Using the tagline of “Tune the World” to emphasize its ability to precisely customize end-use properties, Covestro has launched CFRTP as an entirely new business with co-CEOs David Hartmann and Michael Schmidt based in Shanghai, China and Leverkusen, Germany, respectively.
With a long history in resin manufacturing, and particularly in polycarbonates, Covestro – the former Bayer MaterialScience – says it is well-placed to leverage its extensive thermoplastic design and engineering experience and value-chain partnerships to produce high-performance, hybrid solutions that offer highly attractive surface finishes.

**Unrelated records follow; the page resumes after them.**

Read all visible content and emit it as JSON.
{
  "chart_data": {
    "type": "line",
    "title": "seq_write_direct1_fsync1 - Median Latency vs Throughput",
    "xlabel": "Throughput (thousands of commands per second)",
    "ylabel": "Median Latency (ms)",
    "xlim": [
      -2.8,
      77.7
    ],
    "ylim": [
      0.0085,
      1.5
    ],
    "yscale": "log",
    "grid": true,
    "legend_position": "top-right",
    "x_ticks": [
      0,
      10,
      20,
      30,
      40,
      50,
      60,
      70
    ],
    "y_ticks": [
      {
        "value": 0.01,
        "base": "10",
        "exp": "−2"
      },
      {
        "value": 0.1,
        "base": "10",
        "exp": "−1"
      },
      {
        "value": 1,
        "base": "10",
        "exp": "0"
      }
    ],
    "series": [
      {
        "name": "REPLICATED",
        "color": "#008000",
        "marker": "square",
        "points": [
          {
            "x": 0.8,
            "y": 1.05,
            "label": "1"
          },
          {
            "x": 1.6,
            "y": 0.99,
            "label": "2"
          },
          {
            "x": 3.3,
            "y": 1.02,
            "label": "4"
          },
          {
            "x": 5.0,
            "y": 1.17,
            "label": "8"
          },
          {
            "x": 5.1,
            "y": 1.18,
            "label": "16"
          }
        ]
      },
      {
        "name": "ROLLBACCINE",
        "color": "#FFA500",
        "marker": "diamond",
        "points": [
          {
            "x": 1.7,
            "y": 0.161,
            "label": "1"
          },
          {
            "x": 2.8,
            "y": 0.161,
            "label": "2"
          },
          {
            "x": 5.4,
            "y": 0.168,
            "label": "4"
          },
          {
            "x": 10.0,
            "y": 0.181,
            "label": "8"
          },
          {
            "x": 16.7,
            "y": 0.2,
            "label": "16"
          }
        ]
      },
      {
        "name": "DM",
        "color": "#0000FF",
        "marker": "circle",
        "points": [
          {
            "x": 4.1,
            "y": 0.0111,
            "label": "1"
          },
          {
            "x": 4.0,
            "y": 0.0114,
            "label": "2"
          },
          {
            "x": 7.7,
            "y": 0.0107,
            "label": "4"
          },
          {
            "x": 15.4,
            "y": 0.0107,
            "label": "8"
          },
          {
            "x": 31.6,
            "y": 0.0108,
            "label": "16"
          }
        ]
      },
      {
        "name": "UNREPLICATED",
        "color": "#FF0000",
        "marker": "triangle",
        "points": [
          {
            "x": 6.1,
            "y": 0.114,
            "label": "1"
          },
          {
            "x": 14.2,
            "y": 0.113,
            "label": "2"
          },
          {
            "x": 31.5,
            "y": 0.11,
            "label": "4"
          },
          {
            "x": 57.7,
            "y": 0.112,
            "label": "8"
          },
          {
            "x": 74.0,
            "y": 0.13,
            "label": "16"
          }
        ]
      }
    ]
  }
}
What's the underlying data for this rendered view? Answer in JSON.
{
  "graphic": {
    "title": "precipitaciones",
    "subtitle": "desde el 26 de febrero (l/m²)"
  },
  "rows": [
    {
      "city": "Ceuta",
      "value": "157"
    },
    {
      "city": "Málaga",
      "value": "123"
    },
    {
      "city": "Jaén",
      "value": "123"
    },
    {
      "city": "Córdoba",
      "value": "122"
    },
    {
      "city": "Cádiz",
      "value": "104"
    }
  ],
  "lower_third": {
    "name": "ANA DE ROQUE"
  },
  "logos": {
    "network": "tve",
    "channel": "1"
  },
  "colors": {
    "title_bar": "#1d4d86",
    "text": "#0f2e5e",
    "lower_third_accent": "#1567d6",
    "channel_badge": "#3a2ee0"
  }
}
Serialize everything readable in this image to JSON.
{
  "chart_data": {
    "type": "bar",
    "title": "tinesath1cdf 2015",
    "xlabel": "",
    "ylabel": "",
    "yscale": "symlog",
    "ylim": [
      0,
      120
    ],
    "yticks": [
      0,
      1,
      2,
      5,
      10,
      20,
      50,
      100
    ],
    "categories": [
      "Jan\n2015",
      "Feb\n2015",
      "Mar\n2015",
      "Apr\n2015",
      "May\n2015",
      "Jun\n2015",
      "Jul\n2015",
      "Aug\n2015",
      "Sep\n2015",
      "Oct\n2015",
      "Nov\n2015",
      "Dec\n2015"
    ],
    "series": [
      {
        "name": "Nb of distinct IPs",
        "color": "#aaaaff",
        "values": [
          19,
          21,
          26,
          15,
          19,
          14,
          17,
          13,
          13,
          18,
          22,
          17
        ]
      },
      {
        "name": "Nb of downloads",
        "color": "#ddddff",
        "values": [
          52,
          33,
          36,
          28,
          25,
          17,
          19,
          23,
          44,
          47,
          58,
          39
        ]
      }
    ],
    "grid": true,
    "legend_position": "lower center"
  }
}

CFRTP composites are made from ultrathin (about 120 microns), unidirectional (UD) tapes that are laminated together at specific angles to form sheets that can be “tuned” to a particular performance criteria. The long strands of fiber are oriented and provide strength in the lengthwise direction of the tape.
The resulting thin, stiff, and lightweight yet very strong sheets “look and sound like metal, but have the flexibility of a composite,” notes Hartmann.
Different manufacturing options
For large, deep-draw shapes such as car body panels, other transport applications and furniture, Covestro recommends a tape-based approach to forming that starts with laying out layers of tape using an automated robotic layup process. The tape stack is then transferred into a large-scale compression molding tool where the part is formed and additional features such as ribs, hooks and bosses can be added through overmolding as needed.
For smaller parts, the firm suggests starting with pre-formed CFRTP sheets that can be tailor-made in terms of number of tape layers and fiber orientation. These sheets can then be formed in conventional thermal compression molding machines, again making it easy to integrate additional features such as ribs, hooks and bosses during the forming process.
In terms of forming and in relation to comparable materials, Covestro says its CFRTP offers an extremely attractive mix of short cycle times and high yield rates at low cost.
Adding product features such as apertures, integrated buttons, ribs, bosses and hooks to CFRTP parts is easy, as it can all be done during the compression molding process. This, Covestro says, provides considerable flexibility over thermoset composites and metal-forming techniques that typically require manual assembly or time-consuming and costly CNC machining.
The company is positioning CFRTP as an addition to the world of premium materials that typically is limited to metals, glass and ceramics. Stressing its design opportunities, Covestro claims CFRTP “has the cool touch and reassuring resonance of metals, as well as the pristine surface of glass and ceramics,” while at the same time bringing the flexibility of thermoplastic forming to premium materials.